百四十話目
もう気付けば夜もすっかり更けて空には月が上っている。案外月と楽器というのは絵になるもので、どことなく幻想的な雰囲気を醸し出している。特に、それが金管楽器であればなおさらだ。
金管楽器に月が反射すると、まるで月が二つあるように見える。俺はこれが好きだ。楽器を構えた時にちょうど光の加減で目に映るのだが、ついついそちらに意識を持っていかれそうになるほどに。
「さて、それじゃそろそろいこうか。気合入れてね」
と、俺の心情を読み取ったかのように先生が声をかけ、それに俺たちは頷きを返す。少しばかり小休止を取ったが、気が緩むことはなくむしろエンジンがかかっているようだ。全員の表情からそれは容易に読み取れる。
しばらくして無言で構えられる指揮棒と楽器たち。やはり――美しい。
「――ッ!」
そのテンションを維持したまま、楽器に息を吹き込んでいく。きっちりと出だしの音を当て、それからも楽譜に忠実に吹き進んでいく。ちなみに先ほど出た注意点はもちろん意識しているが。
「――ッ!」
もうこれが、本番前にできるまともな合わせだとわかっているからだろう。全員、半日以上吹きっぱなしだったというのに全力だ。そこに一切の妥協も、躊躇もない。ただただ今できる最善を尽くす――そんな感じだ。
「もっと跳ねてッ!」
演奏は止まらない。が、先生からの指摘が入りリズムを刻んでいた俺やパーカッションがそれを意識して吹いていく。すると多少は改善されたようで、先生は何度か頷いていた。けれども、それで終わるはずもなくほかのパートにも鋭い指摘を投げかけていった。

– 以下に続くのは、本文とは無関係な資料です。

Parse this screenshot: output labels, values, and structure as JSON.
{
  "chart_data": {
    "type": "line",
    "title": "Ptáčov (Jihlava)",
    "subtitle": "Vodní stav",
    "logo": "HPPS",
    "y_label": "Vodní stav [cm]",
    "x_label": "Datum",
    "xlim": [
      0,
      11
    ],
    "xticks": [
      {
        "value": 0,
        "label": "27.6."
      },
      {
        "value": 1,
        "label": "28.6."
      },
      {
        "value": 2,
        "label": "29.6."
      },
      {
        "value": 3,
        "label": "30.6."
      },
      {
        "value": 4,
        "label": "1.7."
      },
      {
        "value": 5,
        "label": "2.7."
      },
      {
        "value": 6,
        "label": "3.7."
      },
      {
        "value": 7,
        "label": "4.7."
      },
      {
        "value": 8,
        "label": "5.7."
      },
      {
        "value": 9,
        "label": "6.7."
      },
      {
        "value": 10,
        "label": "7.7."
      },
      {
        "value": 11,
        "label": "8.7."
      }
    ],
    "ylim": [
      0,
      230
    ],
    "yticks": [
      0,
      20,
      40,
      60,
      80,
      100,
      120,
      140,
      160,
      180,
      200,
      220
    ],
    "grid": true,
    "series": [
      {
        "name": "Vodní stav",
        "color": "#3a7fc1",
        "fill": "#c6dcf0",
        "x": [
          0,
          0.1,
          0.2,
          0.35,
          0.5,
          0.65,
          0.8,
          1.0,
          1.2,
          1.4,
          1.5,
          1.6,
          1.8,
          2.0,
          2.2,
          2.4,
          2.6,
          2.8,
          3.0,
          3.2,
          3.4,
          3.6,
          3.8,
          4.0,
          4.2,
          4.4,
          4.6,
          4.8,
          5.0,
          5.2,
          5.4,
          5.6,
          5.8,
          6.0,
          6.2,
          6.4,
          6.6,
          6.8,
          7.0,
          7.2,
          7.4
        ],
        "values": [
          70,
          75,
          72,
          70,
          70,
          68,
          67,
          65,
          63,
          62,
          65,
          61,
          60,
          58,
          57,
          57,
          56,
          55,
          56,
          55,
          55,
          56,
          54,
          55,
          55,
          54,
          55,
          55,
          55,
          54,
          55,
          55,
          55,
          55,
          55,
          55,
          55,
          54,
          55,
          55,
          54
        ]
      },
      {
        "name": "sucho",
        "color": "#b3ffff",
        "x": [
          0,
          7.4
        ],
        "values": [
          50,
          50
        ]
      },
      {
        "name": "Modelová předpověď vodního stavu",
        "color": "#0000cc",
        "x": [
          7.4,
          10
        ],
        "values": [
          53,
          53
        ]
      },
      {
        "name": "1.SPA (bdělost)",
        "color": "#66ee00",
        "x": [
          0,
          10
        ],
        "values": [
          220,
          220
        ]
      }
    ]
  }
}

その繰り返しが続いていき――とうとう夜の八時になった。正直な話、もう全員が体力的に限界のはずだ。唇も限界を迎え、思うとおりに動いてくれない。だが!
「――ッ!」
誰一人、音を上げない。たとえ苦しくても、辛くても――やめない。それは別に一人だけ逃げるのが嫌だとか、先生に怒られるのが嫌というわけではない。ただ、本番で下手な演奏を聞かせるのが嫌なのだ。それは指導を行ってくれた先生に対する不敬であり、楽器に対する侮辱であり、何より自分たちの努力に対する冒涜なのだ。
ここまで死ぬ思いでやってきた。だったら、最後までその思いを貫いてやる。
きっと――みんなもそう思っているはずだ。